Friday, July 6, 2012

Steve Sailer's "Diversity Before Diversity" Series

"One goal of my Diversity Before Diversity series on popular American celebrities of the past who were considered non-white then or would be today (e.g., Jim Thorpe or Pancho Gonzales) or (as in the case of pugilistic superstar John L. Sullivan) have been retconned by today's mythology into supposedly having been viewed as nonwhite back then is to point out that the color line discrimination against blacks was both quantitatively and qualitatively more severe than the discrimination suffered by other groups" — Non-Diversity before Diversity.

Or, "One of the points I'm trying to make with this Diversity Before Diversity series is that when thinking about the past, we shouldn't project how African-Americans were treated to other minorities" — Diversity before Diversity: Duke Kahanamoku. The "racist" explains, "It's not accurate, and it's not fair to blacks."

In other words, isn't it lame how other minority groups try to benefit from Black America's unique history of suffering? Is it "racist" to think so?

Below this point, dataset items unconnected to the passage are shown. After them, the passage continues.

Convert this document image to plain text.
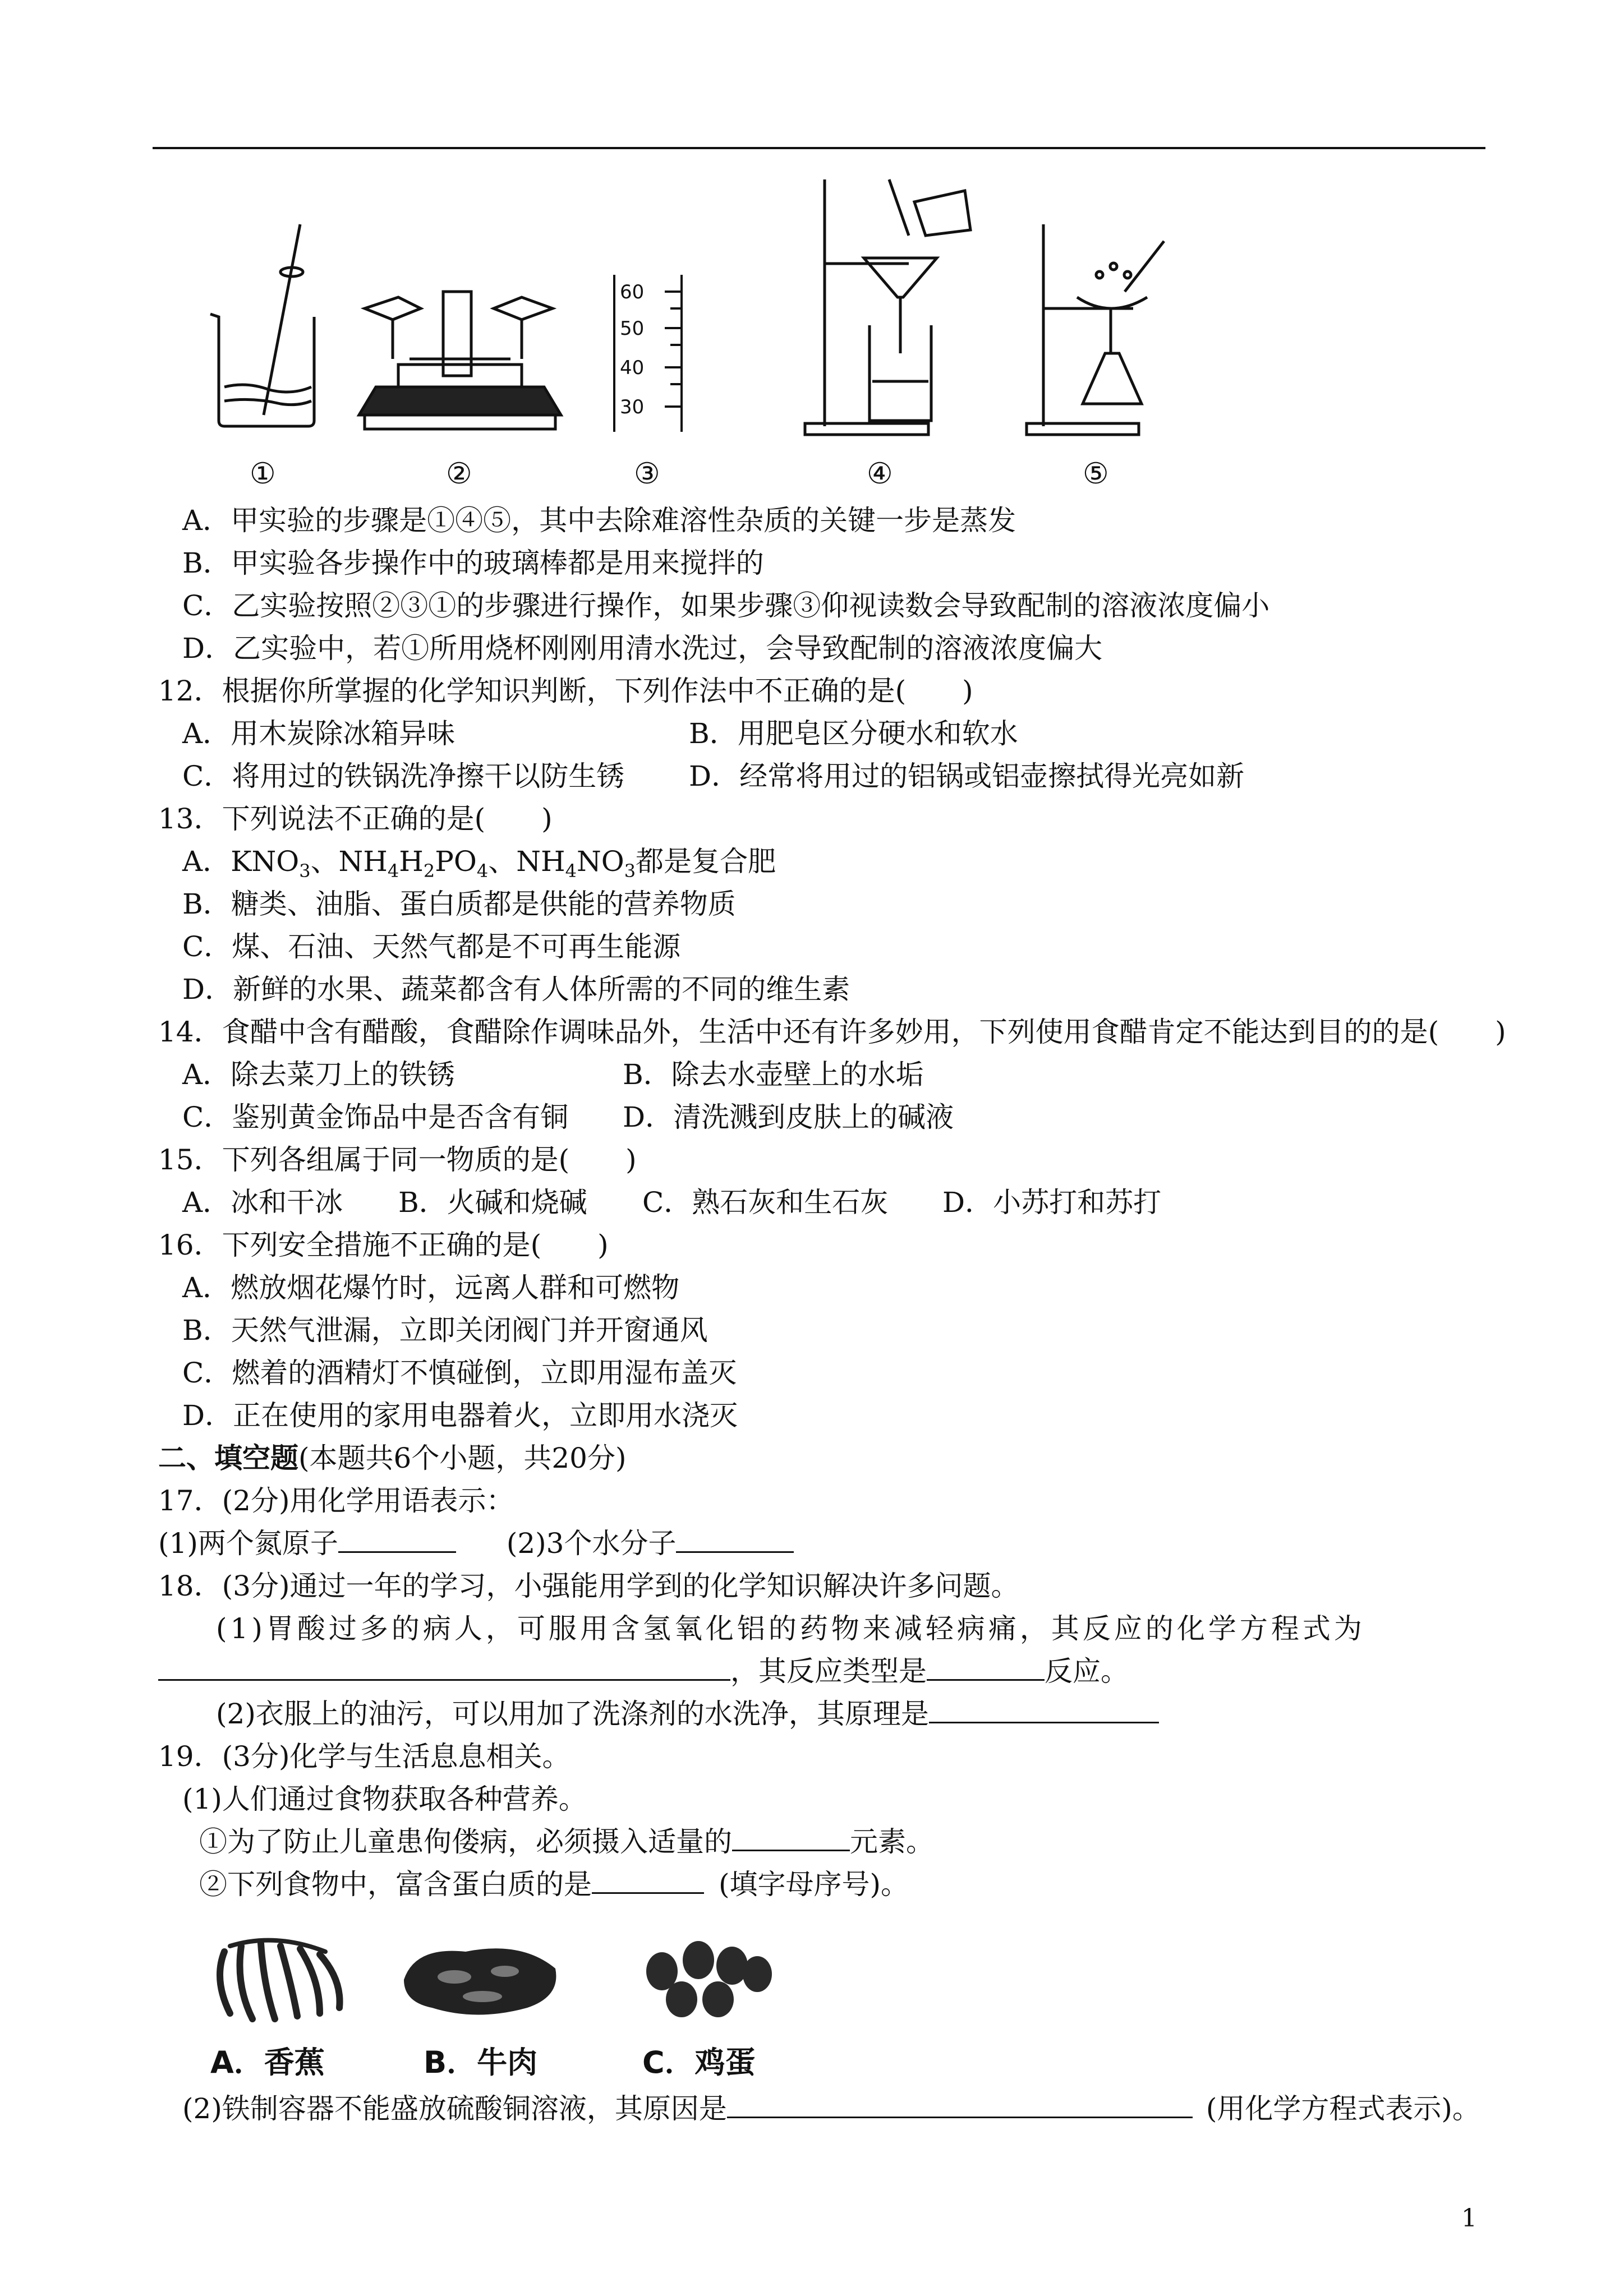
60
50
40
30
①	②	③	④	⑤
A．甲实验的步骤是①④⑤，其中去除难溶性杂质的关键一步是蒸发
B．甲实验各步操作中的玻璃棒都是用来搅拌的
C．乙实验按照②③①的步骤进行操作，如果步骤③仰视读数会导致配制的溶液浓度偏小
D．乙实验中，若①所用烧杯刚刚用清水洗过，会导致配制的溶液浓度偏大
12．根据你所掌握的化学知识判断，下列作法中不正确的是(　　)
A．用木炭除冰箱异味	B．用肥皂区分硬水和软水
C．将用过的铁锅洗净擦干以防生锈 D．经常将用过的铝锅或铝壶擦拭得光亮如新
13．下列说法不正确的是(　　)
A．$KNO_3$、$NH_4H_2PO_4$、$NH_4NO_3$都是复合肥
B．糖类、油脂、蛋白质都是供能的营养物质
C．煤、石油、天然气都是不可再生能源
D．新鲜的水果、蔬菜都含有人体所需的不同的维生素
14．食醋中含有醋酸，食醋除作调味品外，生活中还有许多妙用，下列使用食醋肯定不能达到目的的是(　　)
A．除去菜刀上的铁锈	B．除去水壶壁上的水垢
C．鉴别黄金饰品中是否含有铜 D．清洗溅到皮肤上的碱液
15．下列各组属于同一物质的是(　　)
A．冰和干冰 B．火碱和烧碱 C．熟石灰和生石灰 D．小苏打和苏打
16．下列安全措施不正确的是(　　)
A．燃放烟花爆竹时，远离人群和可燃物
B．天然气泄漏，立即关闭阀门并开窗通风
C．燃着的酒精灯不慎碰倒，立即用湿布盖灭
D．正在使用的家用电器着火，立即用水浇灭
二、填空题(本题共6个小题，共20分)
17．(2分)用化学用语表示：
(1)两个氮原子	(2)3个水分子
18．(3分)通过一年的学习，小强能用学到的化学知识解决许多问题。
(1)胃酸过多的病人，可服用含氢氧化铝的药物来减轻病痛，其反应的化学方程式为
，其反应类型是	反应。
(2)衣服上的油污，可以用加了洗涤剂的水洗净，其原理是
19．(3分)化学与生活息息相关。
(1)人们通过食物获取各种营养。
①为了防止儿童患佝偻病，必须摄入适量的	元素。
②下列食物中，富含蛋白质的是	(填字母序号)。
A．香蕉	B．牛肉	C．鸡蛋
(2)铁制容器不能盛放硫酸铜溶液，其原因是	(用化学方程式表示)。
1
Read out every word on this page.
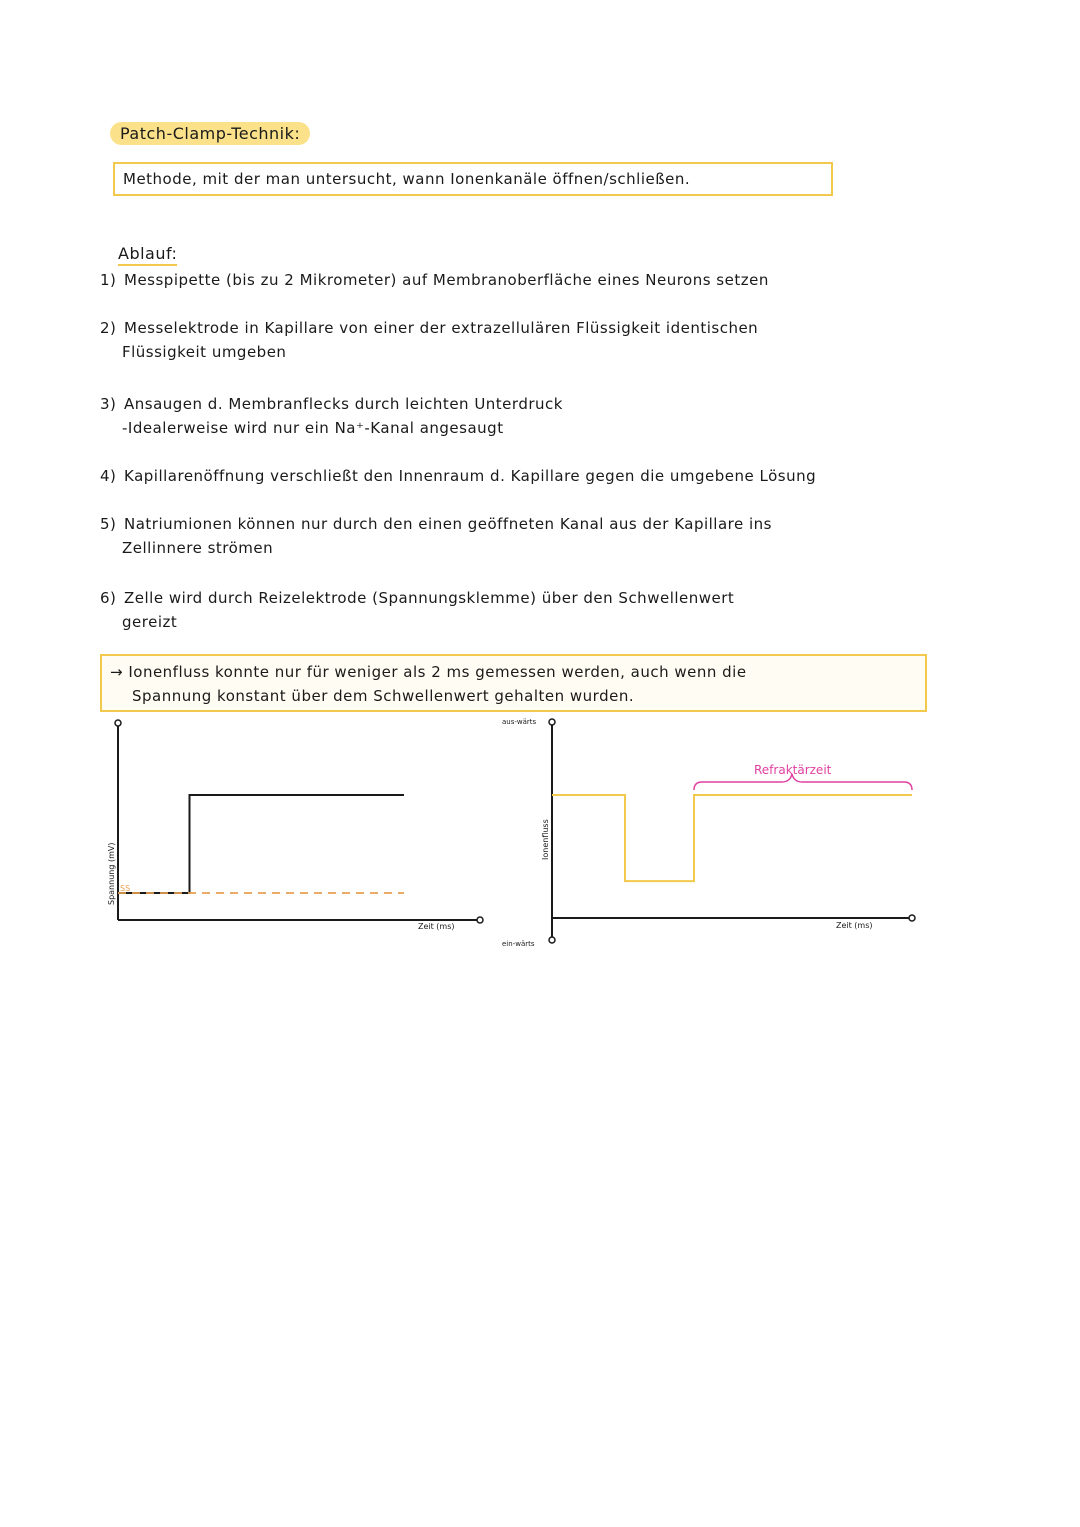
Patch-Clamp-Technik:
Methode, mit der man untersucht, wann Ionenkanäle öffnen/schließen.
Ablauf:
1) Messpipette (bis zu 2 Mikrometer) auf Membranoberfläche eines Neurons setzen
2) Messelektrode in Kapillare von einer der extrazellulären Flüssigkeit identischen
Flüssigkeit umgeben
3) Ansaugen d. Membranflecks durch leichten Unterdruck
-Idealerweise wird nur ein Na⁺-Kanal angesaugt
4) Kapillarenöffnung verschließt den Innenraum d. Kapillare gegen die umgebene Lösung
5) Natriumionen können nur durch den einen geöffneten Kanal aus der Kapillare ins
Zellinnere strömen
6) Zelle wird durch Reizelektrode (Spannungsklemme) über den Schwellenwert
gereizt
→ Ionenfluss konnte nur für weniger als 2 ms gemessen werden, auch wenn die
Spannung konstant über dem Schwellenwert gehalten wurden.
Spannung (mV)
Zeit (ms)
SS
aus-wärts
ein-wärts
Ionenfluss
Zeit (ms)
Refraktärzeit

Earlier posts in the fascinating series — Pancho Gonzales, Diversity before Diversity: Cheech Marin, Diversity before Diversity: Ballerina Maria Tallchief, Diversity before Diversity: Vice President Charles Curtis. Down the memory hole has been flushed the knowledge that we had a veep who "could speak Kaw before he could speak English and spent a number of his formative years on a reservation."